In a span of five days, at least eight people have been killed in violent shootings in South Florida. While Miami-Dade’s murder rate hit a low in 2005, it has crept up in recent years.
BY Laura Isensee and Diana Moskovitz
A 25-year-old mom who clerked at a check cashing store. A former head cheerleader at Booker T. Washington Senior High. A middle-aged man who worked mowing lawns with his friend. A distraught U.S. Air Force veteran.
These are the latest victims in a particularly bloody week in South Florida where gunshots have left at least eight people dead and more wounded.
The mom, Clairemathe Geffrard, was shot execution-style in an armed robbery near Fort Lauderdale. The ex-cheerleader, Calvin Milton, Jr., 27, was gunned down in a drive-by in Overtown. Roberto Morejon, in his early 50s, and his ex-girlfriend Yordanis Montoya, 36, were found dead — an apparent murder-suicide — in his Little Havana efficiency Friday morning. And the veteran, Catawaba Howard, 32, fired at Miami-Dade police, who shot back and killed her.
The shootings have devastated friends and families and signal a seasonal summer spike in crime. Law enforcement officials also say they are seeing more firearms on the streets.
“This is real bad,” said Jesus Gonzalez, 82, who had been renting out an efficiency to Morejon in Little Havana. “That makes every citizen living in Miami afraid to even go out and buy something. I go out on my own, but I don’t feel safe in the city.”
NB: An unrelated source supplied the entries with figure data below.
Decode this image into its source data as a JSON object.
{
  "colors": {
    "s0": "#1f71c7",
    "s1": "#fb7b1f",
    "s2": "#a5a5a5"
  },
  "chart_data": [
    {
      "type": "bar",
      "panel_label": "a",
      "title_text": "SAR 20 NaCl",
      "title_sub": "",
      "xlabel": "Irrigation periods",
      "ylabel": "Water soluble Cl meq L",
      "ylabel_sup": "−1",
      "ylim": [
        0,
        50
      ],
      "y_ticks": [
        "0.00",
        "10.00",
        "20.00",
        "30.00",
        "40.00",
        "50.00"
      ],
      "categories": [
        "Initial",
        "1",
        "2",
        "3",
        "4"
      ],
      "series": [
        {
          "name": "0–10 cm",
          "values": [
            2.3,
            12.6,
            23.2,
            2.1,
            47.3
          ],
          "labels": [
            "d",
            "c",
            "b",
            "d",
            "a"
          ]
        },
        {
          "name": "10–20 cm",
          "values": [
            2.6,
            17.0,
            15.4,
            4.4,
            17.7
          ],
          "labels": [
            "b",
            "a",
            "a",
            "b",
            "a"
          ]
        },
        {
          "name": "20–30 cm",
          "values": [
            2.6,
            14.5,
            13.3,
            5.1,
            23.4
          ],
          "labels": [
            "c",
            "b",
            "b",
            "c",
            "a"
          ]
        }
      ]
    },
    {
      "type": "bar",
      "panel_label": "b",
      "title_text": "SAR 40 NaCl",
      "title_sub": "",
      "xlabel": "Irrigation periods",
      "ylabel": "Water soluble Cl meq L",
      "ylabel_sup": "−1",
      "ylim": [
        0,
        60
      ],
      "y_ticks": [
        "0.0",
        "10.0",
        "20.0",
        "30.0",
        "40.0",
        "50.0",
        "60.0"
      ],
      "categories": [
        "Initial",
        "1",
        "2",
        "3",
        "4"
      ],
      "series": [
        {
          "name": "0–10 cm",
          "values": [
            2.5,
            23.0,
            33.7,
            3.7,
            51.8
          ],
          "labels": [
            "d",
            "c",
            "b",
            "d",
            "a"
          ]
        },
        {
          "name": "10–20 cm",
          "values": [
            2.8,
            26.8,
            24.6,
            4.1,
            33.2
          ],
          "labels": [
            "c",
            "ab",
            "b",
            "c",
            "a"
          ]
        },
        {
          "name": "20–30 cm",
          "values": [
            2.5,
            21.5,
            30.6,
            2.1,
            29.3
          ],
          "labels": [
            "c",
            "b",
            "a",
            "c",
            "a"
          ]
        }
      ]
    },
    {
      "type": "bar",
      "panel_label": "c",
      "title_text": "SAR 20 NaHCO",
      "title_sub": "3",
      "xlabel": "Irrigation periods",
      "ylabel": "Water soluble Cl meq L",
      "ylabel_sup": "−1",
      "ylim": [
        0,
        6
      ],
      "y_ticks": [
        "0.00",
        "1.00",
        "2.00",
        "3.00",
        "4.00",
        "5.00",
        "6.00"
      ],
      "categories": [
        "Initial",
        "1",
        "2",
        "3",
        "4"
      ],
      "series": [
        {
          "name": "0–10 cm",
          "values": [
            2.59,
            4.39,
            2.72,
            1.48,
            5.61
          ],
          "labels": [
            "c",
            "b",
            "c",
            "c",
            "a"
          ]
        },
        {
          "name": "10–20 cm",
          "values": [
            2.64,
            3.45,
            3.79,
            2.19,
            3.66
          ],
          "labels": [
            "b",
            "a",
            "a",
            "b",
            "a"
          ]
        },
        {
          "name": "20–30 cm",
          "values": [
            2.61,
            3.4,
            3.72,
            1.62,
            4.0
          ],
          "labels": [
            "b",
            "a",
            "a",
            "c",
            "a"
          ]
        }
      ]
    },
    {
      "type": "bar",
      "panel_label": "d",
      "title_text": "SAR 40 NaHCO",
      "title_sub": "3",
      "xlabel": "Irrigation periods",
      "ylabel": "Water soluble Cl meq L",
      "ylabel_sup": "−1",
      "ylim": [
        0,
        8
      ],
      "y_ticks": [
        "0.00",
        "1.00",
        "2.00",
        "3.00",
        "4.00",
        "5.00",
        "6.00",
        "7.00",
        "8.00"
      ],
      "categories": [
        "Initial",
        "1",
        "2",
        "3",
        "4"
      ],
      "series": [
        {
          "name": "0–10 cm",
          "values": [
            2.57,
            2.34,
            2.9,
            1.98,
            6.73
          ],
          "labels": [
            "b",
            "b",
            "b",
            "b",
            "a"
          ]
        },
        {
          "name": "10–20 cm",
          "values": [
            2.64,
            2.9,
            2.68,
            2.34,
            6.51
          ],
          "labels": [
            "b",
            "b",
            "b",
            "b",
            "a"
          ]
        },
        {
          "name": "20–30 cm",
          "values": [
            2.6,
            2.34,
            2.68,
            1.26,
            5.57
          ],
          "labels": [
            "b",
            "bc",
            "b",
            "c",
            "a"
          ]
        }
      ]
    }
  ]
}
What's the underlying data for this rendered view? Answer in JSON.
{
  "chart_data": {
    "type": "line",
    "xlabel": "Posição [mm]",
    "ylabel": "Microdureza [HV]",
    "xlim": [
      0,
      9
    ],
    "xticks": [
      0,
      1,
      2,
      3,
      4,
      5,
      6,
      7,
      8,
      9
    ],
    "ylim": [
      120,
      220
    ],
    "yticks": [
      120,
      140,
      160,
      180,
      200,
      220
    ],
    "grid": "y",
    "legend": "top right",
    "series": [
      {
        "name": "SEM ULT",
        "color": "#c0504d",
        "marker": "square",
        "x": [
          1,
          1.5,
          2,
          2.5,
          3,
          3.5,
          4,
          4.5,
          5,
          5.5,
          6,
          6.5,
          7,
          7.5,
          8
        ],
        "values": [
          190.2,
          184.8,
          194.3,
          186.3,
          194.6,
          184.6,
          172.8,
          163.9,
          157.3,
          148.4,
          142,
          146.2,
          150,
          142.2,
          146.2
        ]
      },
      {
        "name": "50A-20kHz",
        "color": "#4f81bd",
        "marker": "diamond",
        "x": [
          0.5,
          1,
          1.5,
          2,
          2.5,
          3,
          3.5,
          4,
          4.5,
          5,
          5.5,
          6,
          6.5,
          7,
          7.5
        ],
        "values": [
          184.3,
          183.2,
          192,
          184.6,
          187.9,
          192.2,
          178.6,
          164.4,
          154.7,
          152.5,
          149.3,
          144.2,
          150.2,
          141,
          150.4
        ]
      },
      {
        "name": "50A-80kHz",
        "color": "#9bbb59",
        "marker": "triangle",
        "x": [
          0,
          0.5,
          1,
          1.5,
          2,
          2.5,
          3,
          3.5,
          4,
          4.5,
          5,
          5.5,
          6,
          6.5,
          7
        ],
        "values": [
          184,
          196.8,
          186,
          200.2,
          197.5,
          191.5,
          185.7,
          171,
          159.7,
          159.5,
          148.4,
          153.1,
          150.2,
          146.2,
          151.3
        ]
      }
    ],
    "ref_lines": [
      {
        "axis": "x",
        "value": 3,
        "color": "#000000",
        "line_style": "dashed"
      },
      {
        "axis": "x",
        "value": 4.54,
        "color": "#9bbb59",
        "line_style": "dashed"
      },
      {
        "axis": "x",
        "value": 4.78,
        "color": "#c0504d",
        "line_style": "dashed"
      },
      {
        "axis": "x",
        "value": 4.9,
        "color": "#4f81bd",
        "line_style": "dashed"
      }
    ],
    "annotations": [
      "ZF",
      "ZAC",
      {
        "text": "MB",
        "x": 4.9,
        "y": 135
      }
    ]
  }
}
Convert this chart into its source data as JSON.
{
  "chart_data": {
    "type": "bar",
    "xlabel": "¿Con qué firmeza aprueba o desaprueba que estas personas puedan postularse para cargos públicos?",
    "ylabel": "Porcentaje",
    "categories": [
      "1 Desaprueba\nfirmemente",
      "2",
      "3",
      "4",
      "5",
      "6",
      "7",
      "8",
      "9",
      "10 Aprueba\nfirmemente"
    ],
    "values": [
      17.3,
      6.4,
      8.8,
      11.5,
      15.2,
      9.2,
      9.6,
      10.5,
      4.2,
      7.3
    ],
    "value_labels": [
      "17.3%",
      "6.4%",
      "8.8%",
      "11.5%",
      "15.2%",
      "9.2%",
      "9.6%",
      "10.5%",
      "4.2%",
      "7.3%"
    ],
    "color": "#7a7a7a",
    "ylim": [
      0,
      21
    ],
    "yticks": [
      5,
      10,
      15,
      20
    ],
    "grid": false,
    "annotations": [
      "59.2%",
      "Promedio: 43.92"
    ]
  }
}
Officials say the shootings do not mean there is a crime wave in South Florida. But they do point to a general consensus among experts: Violent crime often spikes during the summer.
Hector Garcia, director of the School of Justice at Miami-Dade College, spoke of a commonly accepted theory: “The hot summer and short tempers lead to more violence.”
Unemployment and adolescents out of school may also contribute to the mayhem.
“When you have all these factors together, it does tend to increase people’s tendencies toward violence,” Garcia said.
In 2005, Miami-Dade saw its murder rate hit a low – 171 murders that year, a rate of seven murders for every 100,000 residents.
Over the last few years, that rate has crept up. In 2010, the murder rate in Miami-Dade was nine for every 100,000 residents. That’s still much better than 1981 when Miami-Dade’s murder rate hit a peak of 33.5 for every 100,000 residents, said Bill Bales, an associate professor in the College of Criminology and Criminal Justice at Florida State University’s, a top-ranked department in the country.
“You’re much less likely to be murdered in Miami-Dade now than 20 years ago. That’s the good news,” Bales said. “There’s certainly concern about the recent trend.”
While violent crime has decreased in Broward County, Sheriff Al Lamberti said his deputies have seen more crimes involving guns, such as Tuesday’s armed robbery that left the clerk at the check cashing store dead. The shooting occurred early in the morning in a busy area off a major thoroughfare with plenty of pedestrian traffic. The gunman came out shooting at police, and a bullet struck a bystander across the street.
And as individual crimes become more violent — at times taking innocent lives — those cases will draw attention and community concern, he said.
“Those strike at the heart of the community when you hear’’ about those brazen kind of shootings, he said.
He has created a unit dubbed the gun squad: one sergeant and three detectives who focus on gun crimes and try to trace the weapons to find where they come from.
He said the proliferation of weapons, especially assault rifles, along with what he sees as a fearless mentality among criminals has made deputies’ jobs more dangerous than when he started more than 30 years ago.
“When I was on road patrol, the worst you had to do was wrestle somebody to the ground and cuff them and take them to jail,” Lamberti said. “The fact that they will so easily shoot at law enforcement is something new. When I started, nobody would think about doing that.”
Miami Police spokeswoman Kenia Reyes pointed to the actions of an officer on Thursday who stopped a silver, 2002 Bonneville traveling the wrong way on a street. Inside, police found three loaded guns including an AK-47.
“Those guys obviously were going to do something,” Reyes said.
Early Friday morning, Catawaba Howard ended up dead after the eight-year Air Force veteran drew a gun on Miami-Dade police. She had recently left the military.
“She was troubled in her own round-about way and was seeking help,” said her mother, Gail Howard.
In Little Havana, while he was watching ‘So You Think You Can Dance,’ Gonzalez, the landlord, heard what sounded like an explosion Thursday night.
He did not call the police because he didn’t know what it was.
“It could have been a stray bullet. It could also have been problems with the electric installation,’’ he explained. “You call the police when you see something. It is better to leave it alone.”
The body of Morejon, his tenant and neighbor, was not discovered until Friday.
There was blood everywhere, Gonzalez said.